U.S. politicians turn a natural disaster into a human-caused catastrophe

Editor's note: The following article is taken from the Chinese-language opinion column "The Real Point".

Former U.S. Ambassador to China Max Baucus has warned in a CNN interview that the United States is heading into an era resembling the 1950s, when red-baiting tactics were used by Joseph McCarthy in an anti-communist campaign to persecute suspected persons. "If anyone says anything reasonable about China, he or she feels intimidated, afraid his head is going to be chopped off," observed the former Democratic senator.

A return of McCarthyism some seven decades later is not only fueling intimidation, but is also likely to generate another political tragedy, turning the COVID-19 pandemic into a man-made disaster in the United States.

The country has already seen coronavirus infections rise to 1.35 million, its deaths surpass 800,000 and its job losses in April reached 20.5 million, driving the unemployment rate to the highest level since the Great Depression. The Washington Post has said that the U.S. is facing an economic crisis that hasn't been seen in almost a century.

John Ross, former director of Economic and Business Policy for the Mayor of London, pointed out in a commentary that anti-China inertia will lead the West into an epidemic crisis and a catastrophic recession. When humanity is faced with a new virus, arrogance and prejudice are more terrifying than ignorance.

After being notified by China of the dangerous virus in January, the U.S. government played down the threat of the pathogen with little vigilance. When the Chinese government introduced restrictive measures, such as social isolation and lockdowns, some U.S. politicians cynically stated that lockdowns were not for democracies. Others even claimed that the virus wouldn't break out in Western democracies.

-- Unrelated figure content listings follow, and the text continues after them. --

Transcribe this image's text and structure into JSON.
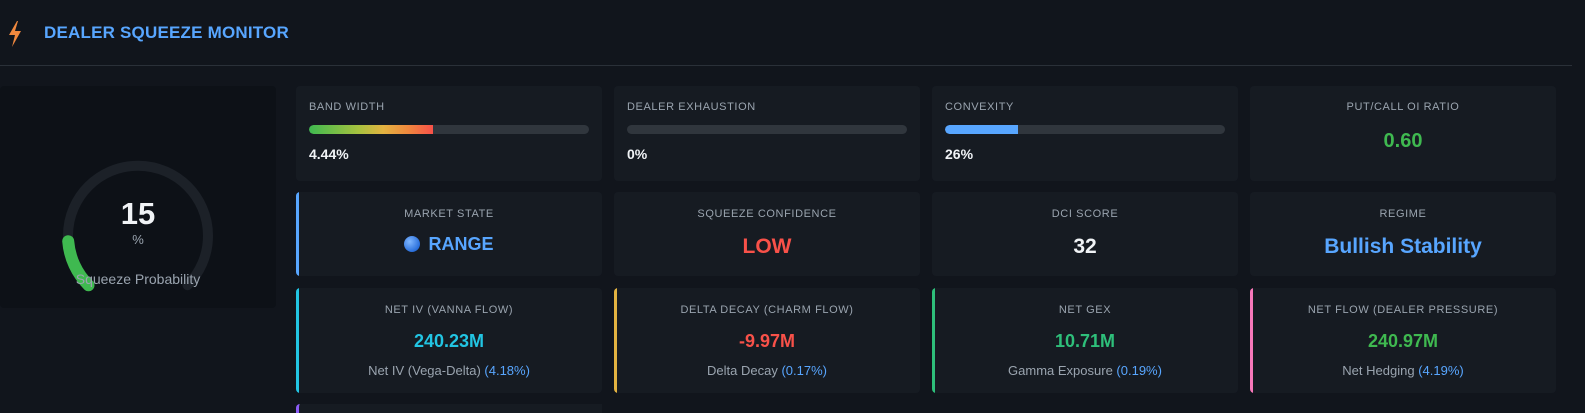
{
  "header": {
    "title": "DEALER SQUEEZE MONITOR",
    "icon": "bolt-icon"
  },
  "gauge": {
    "value": "15",
    "unit": "%",
    "label": "Squeeze Probability",
    "percent": 15,
    "color": "#3fb950"
  },
  "bars": [
    {
      "label": "BAND WIDTH",
      "value": "4.44%",
      "fill_percent": 44.4,
      "fill": "gradient"
    },
    {
      "label": "DEALER EXHAUSTION",
      "value": "0%",
      "fill_percent": 0,
      "fill": "#58a6ff"
    },
    {
      "label": "CONVEXITY",
      "value": "26%",
      "fill_percent": 26,
      "fill": "#58a6ff"
    }
  ],
  "ratio": {
    "label": "PUT/CALL OI RATIO",
    "value": "0.60",
    "color": "#3fb950"
  },
  "status": [
    {
      "label": "MARKET STATE",
      "value": "RANGE",
      "color": "#58a6ff"
    },
    {
      "label": "SQUEEZE CONFIDENCE",
      "value": "LOW",
      "color": "#f85149"
    },
    {
      "label": "DCI SCORE",
      "value": "32",
      "color": "#f0f3f6"
    },
    {
      "label": "REGIME",
      "value": "Bullish Stability",
      "color": "#58a6ff"
    }
  ],
  "flows": [
    {
      "label": "NET IV (VANNA FLOW)",
      "value": "240.23M",
      "sub": "Net IV (Vega-Delta)",
      "pct": "(4.18%)",
      "color": "#22c5e3",
      "accent": "#22c5e3"
    },
    {
      "label": "DELTA DECAY (CHARM FLOW)",
      "value": "-9.97M",
      "sub": "Delta Decay",
      "pct": "(0.17%)",
      "color": "#f85149",
      "accent": "#e3b341"
    },
    {
      "label": "NET GEX",
      "value": "10.71M",
      "sub": "Gamma Exposure",
      "pct": "(0.19%)",
      "color": "#2ebf7a",
      "accent": "#2ebf7a"
    },
    {
      "label": "NET FLOW (DEALER PRESSURE)",
      "value": "240.97M",
      "sub": "Net Hedging",
      "pct": "(4.19%)",
      "color": "#3fb950",
      "accent": "#f778ba"
    }
  ]
}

Once the U.S. government had squandered the precious time to contain the outbreak and realized that the situation was out of control, they immediately evoked the old trick of casting the blame onto China, inciting anti-China sentiment present in the country. The distorted political ecology in Washington turned this natural disaster into a human-caused catastrophe.

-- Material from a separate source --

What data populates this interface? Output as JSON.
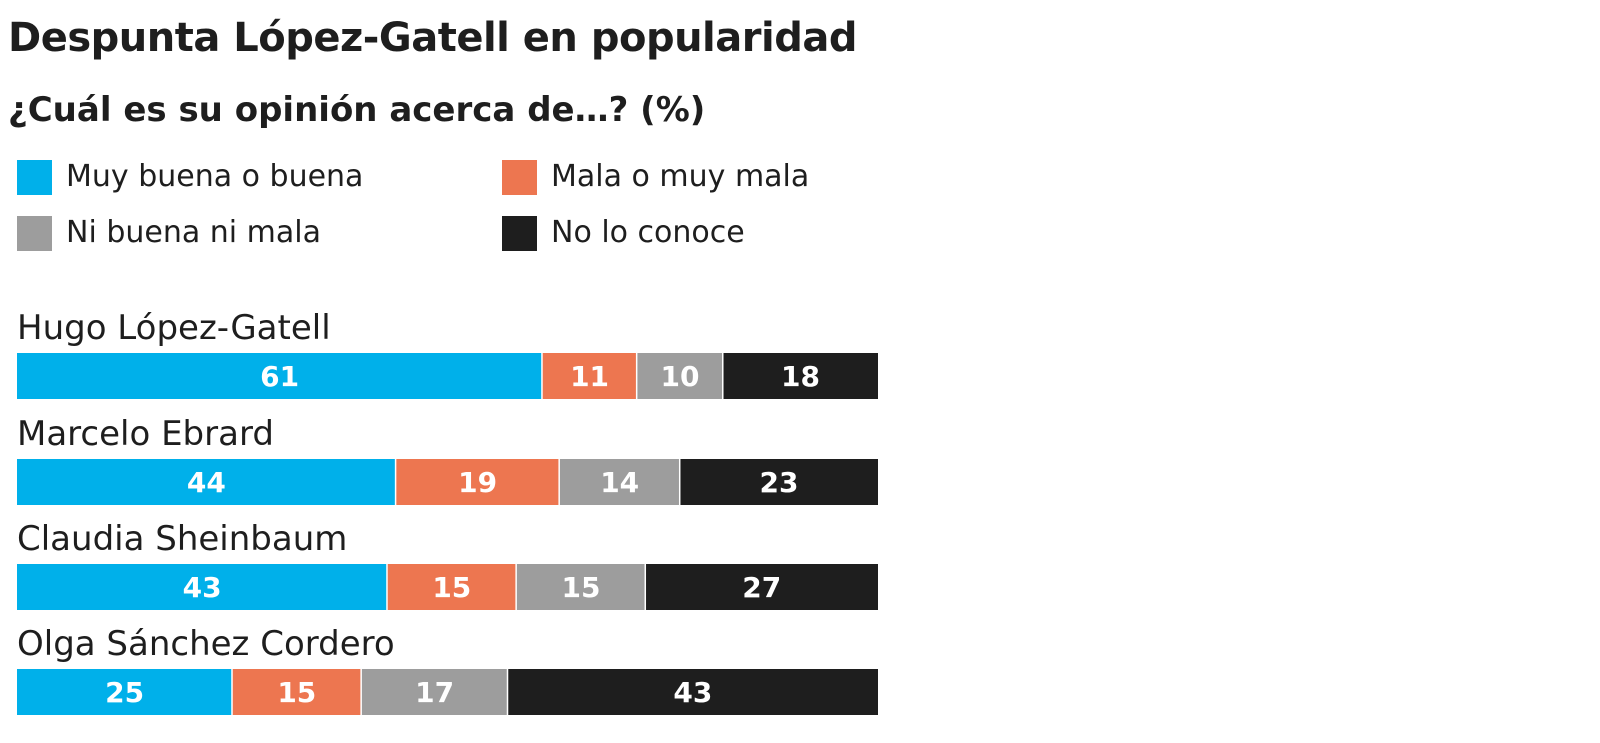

Britta Jewell, an epidemiologist from Imperial College London, wrote in an article published by The New York Times that an estimated 90 percent of the cumulative deaths in the United States from COVID-19 might have been prevented by putting social-distancing policies into effect two weeks earlier, on March 2. The effect would have been substantial had they been imposed even one week earlier, likely resulting in approximately 60 percent fewer deaths.

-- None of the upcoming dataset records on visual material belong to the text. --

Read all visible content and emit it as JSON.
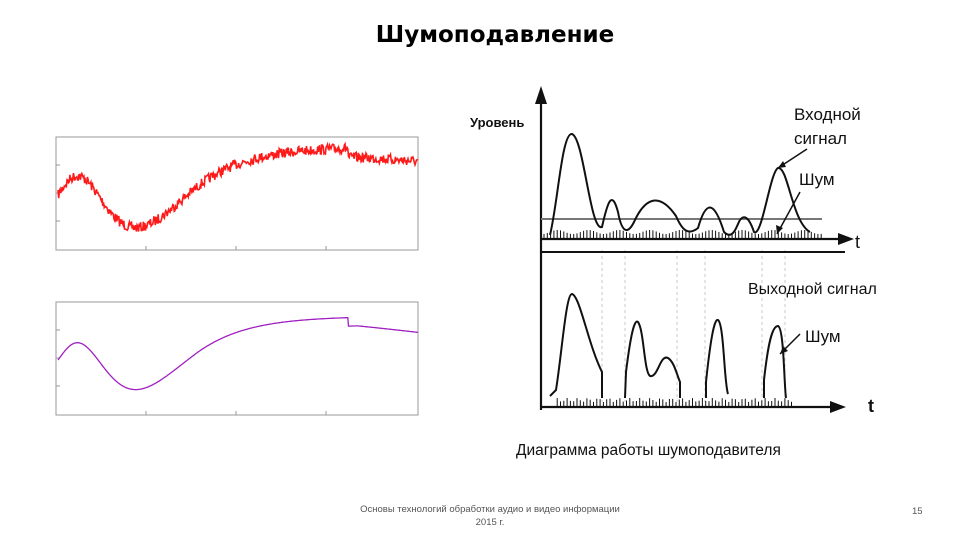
{
  "slide": {
    "title": "Шумоподавление",
    "footer_line1": "Основы технологий обработки аудио и видео информации",
    "footer_line2": "2015 г.",
    "page_number": "15"
  },
  "diagram": {
    "y_axis_label": "Уровень",
    "input_label_line1": "Входной",
    "input_label_line2": "сигнал",
    "noise_label_top": "Шум",
    "time_label_top": "t",
    "output_label": "Выходной сигнал",
    "noise_label_bottom": "Шум",
    "time_label_bottom": "t",
    "caption": "Диаграмма работы шумоподавителя"
  },
  "colors": {
    "noisy_wave": "#ff1a1a",
    "clean_wave": "#a020c0",
    "plot_frame": "#9a9a9a",
    "diagram_ink": "#111111"
  }
}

Democratic Senator Chris Murphy wrote in an email to The Hill that the administration's statements on the origin of COVID-19 are far too driven by political considerations. "They are scurrying to deflect blame for a president who is foundering in his response to the pandemic, and China is a convenient scapegoat," he added.

The development of China-U.S. relations over the past 40 years has demonstrated that cooperation benefits both, while conflicts hurt both. On the battlefield against COVID-19, the two nations should fight shoulder-to-shoulder instead of fighting each other. For the health and life security of Americans, Washington should abandon its Cold War mentality and paranoid McCarthyism. It's time to end the blame game.